Когда, трепеща от страха, прятала купленные втайне от тети прокладки, когда видела в зеркале свои подмышки и начинала их брить, а щеки горели при этом от смущения, тогда остро ощущала обиду и ненависть к матери, и слезы застилали глаза, и она рыдала…»
– Сестренка, ты спишь?
– Нет.
«Она вышла с горной тропы, раскисшей от тающего снега, и озадаченно остановилась перед шоссейной дорогой: вдалеке мальчонка, наклонив голову, ковырял ногой землю. Оказалось, что все это время он не отходил от нее и следовал за ней по пятам.

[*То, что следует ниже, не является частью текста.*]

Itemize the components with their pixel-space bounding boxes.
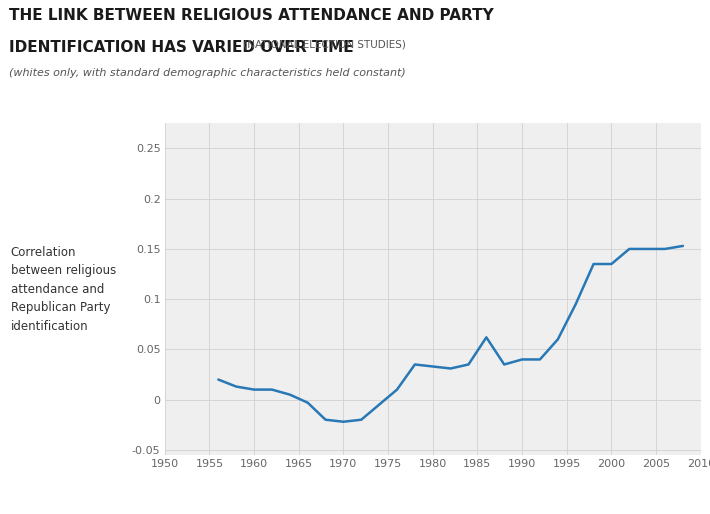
Text: IDENTIFICATION HAS VARIED OVER TIME: IDENTIFICATION HAS VARIED OVER TIME [9, 40, 353, 55]
Text: (NATIONAL ELECTION STUDIES): (NATIONAL ELECTION STUDIES) [239, 39, 405, 49]
Text: (whites only, with standard demographic characteristics held constant): (whites only, with standard demographic … [9, 68, 405, 78]
Text: THE LINK BETWEEN RELIGIOUS ATTENDANCE AND PARTY: THE LINK BETWEEN RELIGIOUS ATTENDANCE AN… [9, 8, 493, 23]
Text: Correlation
between religious
attendance and
Republican Party
identification: Correlation between religious attendance… [11, 246, 116, 333]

На лбу ребенка белели толстым слоем наклеенные пластыри. Пока она три дня лежала в храме из-за полученной при пожаре травмы, мальчик постоянно был рядом с ней. Все эти три дня он даже не подходил к превратившемуся в развалины сараю и спал в обнимку с ней в комнате.
«Так что же все-таки такое ″наперекосяк″?» – как-то ночью снова спросил он.
Сегодня утром, уже собравшись к отъезду, она вышла на мару, но не нашла своих сапог.
– Странно… Я отлично помню, как помыла их и поставила сюда…
Старику пришлось обойти вокруг всего храма, только тогда мальчик вытащил сапоги из снежного сугроба у глинобитной ограды. Видимо, он специально спрятал их в снег, чтобы она никуда не смогла уехать. А потом он самым первым встал у ворот, чтобы проводить ее в дорогу.
– И когда ты еще к нам приедешь? – загрустил дядя.